With the entry into force of the 500-peso (US$0.15) per gallon reduction, the average price fell by about 3.1% compared with January levels. This decrease applies uniformly across the national territory, although variations persist depending on cities and service stations due to factors such as local taxes, distribution margins, and logistical costs.

In border regions such as Pasto and Cucuta, for example, prices ended up well below the national average after the adjustment.

Different voices within the economic sector have interpreted this reduction as a welcome, albeit moderate, relief that could translate into lower transportation costs and a slight containment of inflation in products and services sensitive to fuel prices.

The government has stated that this measure does not compromise fiscal sustainability or the balance of the FEPC, and that it will continue to monitor market conditions to assess possible additional reductions in the coming months, provided international and exchange-rate conditions allow.

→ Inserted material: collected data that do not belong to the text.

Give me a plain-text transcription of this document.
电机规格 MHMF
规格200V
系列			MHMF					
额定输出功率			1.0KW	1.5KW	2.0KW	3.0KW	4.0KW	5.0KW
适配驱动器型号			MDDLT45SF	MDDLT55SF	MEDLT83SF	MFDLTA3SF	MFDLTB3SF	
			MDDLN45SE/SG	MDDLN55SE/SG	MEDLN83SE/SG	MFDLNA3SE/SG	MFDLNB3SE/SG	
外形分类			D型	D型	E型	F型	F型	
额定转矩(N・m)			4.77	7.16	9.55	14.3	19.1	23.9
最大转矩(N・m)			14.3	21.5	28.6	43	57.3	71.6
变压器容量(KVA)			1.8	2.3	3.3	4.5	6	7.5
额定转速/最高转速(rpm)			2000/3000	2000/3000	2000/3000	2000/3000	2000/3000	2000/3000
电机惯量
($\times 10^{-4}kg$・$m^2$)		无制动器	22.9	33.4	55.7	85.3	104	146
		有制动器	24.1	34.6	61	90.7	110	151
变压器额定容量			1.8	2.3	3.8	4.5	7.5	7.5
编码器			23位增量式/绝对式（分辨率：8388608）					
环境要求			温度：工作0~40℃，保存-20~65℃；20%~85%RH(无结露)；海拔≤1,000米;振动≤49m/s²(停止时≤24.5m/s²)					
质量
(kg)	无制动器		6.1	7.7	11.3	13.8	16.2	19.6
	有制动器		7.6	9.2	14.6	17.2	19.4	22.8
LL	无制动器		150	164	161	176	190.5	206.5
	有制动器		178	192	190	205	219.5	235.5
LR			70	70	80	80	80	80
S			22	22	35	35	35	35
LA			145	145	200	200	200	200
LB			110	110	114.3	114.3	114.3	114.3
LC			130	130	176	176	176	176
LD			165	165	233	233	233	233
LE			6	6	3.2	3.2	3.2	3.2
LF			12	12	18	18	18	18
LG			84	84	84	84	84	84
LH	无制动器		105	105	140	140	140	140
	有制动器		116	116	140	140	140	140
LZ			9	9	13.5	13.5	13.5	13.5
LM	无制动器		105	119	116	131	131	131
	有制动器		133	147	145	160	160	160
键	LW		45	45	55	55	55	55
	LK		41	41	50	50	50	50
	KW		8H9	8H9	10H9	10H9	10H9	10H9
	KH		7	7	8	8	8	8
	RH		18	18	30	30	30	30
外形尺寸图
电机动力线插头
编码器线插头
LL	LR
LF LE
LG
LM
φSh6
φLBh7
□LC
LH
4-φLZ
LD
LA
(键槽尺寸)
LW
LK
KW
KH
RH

However, not all analysts share a fully optimistic view. Some sectors have pointed out that the reduction, although significant, barely offsets a fraction of the increases accumulated over the years, and that the relief for households and more vulnerable sectors could be limited if it is not accompanied by complementary policies to mitigate the impact of transportation and logistics on the cost of living.

This debate underscores the complexity of decisions related to fuel prices in a country whose economy depends deeply on these inputs.

In any case, the measure represents a change in Colombia’s fuel policy by marking a turning point in the relationship between subsidies, domestic prices, and fiscal conditions.

As 2026 progresses, the cumulative effect of these adjustments and the response of different economic and social actors will continue to be a central topic of discussion on the public agenda and in the country’s economic policy decisions.